Елагин убежден и в том, что именно человек является главным объектом описания как историка, так и писателя. Историк, по его мнению, и должен быть в первую очередь писателем и опираться не только на знание исторической, философской и др. литературы, но и на собственный жизненный опыт, позволяющий ему лучше понять человеческую природу. Его «Опыт» не является историческим исследованием даже по меркам XVIII века. Это не столько опыт истории, сколько опыт самостоятельного прочтения исторических текстов и включения их в круг собственных размышлений на отвлеченные темы. В этом смысле он скорее представитель исторической аудитории, чем исторической науки.

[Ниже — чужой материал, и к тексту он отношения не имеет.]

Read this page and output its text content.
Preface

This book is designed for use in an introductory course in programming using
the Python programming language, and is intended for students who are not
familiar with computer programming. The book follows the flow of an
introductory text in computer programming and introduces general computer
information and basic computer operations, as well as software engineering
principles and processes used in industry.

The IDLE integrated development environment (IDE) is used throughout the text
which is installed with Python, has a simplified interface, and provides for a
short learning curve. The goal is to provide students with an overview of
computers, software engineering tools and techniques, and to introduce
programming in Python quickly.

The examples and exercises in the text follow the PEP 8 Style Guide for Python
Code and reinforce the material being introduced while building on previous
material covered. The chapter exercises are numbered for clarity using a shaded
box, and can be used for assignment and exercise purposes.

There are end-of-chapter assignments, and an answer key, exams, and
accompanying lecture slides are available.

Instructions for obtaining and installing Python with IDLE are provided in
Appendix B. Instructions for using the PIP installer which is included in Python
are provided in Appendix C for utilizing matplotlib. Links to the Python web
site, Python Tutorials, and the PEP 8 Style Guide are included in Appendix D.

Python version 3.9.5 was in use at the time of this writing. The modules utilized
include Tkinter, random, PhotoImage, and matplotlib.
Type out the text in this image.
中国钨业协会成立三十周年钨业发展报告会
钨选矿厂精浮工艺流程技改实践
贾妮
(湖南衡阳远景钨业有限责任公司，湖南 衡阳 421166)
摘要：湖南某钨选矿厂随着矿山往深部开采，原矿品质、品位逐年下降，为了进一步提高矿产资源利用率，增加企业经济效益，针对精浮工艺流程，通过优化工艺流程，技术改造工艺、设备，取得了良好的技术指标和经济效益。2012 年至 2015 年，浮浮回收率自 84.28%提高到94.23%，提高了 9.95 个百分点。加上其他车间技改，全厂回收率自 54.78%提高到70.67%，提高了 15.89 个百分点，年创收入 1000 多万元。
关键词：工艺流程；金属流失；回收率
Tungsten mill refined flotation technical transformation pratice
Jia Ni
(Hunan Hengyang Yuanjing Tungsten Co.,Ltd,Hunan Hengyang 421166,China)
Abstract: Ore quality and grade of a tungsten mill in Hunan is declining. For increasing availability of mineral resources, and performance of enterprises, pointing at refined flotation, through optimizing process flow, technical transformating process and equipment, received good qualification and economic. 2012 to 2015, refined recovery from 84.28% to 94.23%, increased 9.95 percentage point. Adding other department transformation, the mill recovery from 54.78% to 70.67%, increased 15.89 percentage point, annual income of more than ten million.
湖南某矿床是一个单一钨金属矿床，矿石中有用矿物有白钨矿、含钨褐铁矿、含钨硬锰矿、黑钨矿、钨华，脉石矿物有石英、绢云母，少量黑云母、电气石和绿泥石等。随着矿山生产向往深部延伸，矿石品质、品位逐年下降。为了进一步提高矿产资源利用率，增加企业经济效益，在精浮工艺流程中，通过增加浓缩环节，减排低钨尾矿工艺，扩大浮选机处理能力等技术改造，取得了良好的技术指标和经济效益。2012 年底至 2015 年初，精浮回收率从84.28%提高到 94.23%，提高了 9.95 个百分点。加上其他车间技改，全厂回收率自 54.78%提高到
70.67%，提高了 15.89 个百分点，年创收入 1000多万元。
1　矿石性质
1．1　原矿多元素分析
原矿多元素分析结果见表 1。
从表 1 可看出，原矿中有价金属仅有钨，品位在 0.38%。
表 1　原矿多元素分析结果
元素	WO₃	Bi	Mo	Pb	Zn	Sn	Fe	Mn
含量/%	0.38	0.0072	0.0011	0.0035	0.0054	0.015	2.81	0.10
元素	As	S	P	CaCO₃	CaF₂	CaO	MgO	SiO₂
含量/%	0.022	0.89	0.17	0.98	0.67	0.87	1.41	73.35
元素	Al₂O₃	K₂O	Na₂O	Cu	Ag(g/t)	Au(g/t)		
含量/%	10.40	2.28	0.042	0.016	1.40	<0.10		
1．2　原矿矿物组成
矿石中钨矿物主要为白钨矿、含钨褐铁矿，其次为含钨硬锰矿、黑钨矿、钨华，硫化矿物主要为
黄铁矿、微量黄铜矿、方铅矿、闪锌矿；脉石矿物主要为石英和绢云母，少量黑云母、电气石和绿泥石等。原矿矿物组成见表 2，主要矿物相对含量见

Елагин начал писать свой «Опыт», когда его младший современник Карамзин отправился в заграничное путешествие. Пушкин далеко не случайно сравнил Карамзина с Колумбом: «Древняя Россия, казалось, найдена Карамзиным, как Америка – Коломбом»[672]. С карамзинской «Истории» в России, собственно, и начинается историческая культура. Ее первым признаком является ориентация историка на конкретную аудиторию, что ставит перед историческим автором особые задачи. Прошлое ему необходимо увязать с настоящим не как причину и следствие, а как «чужое» и «свое».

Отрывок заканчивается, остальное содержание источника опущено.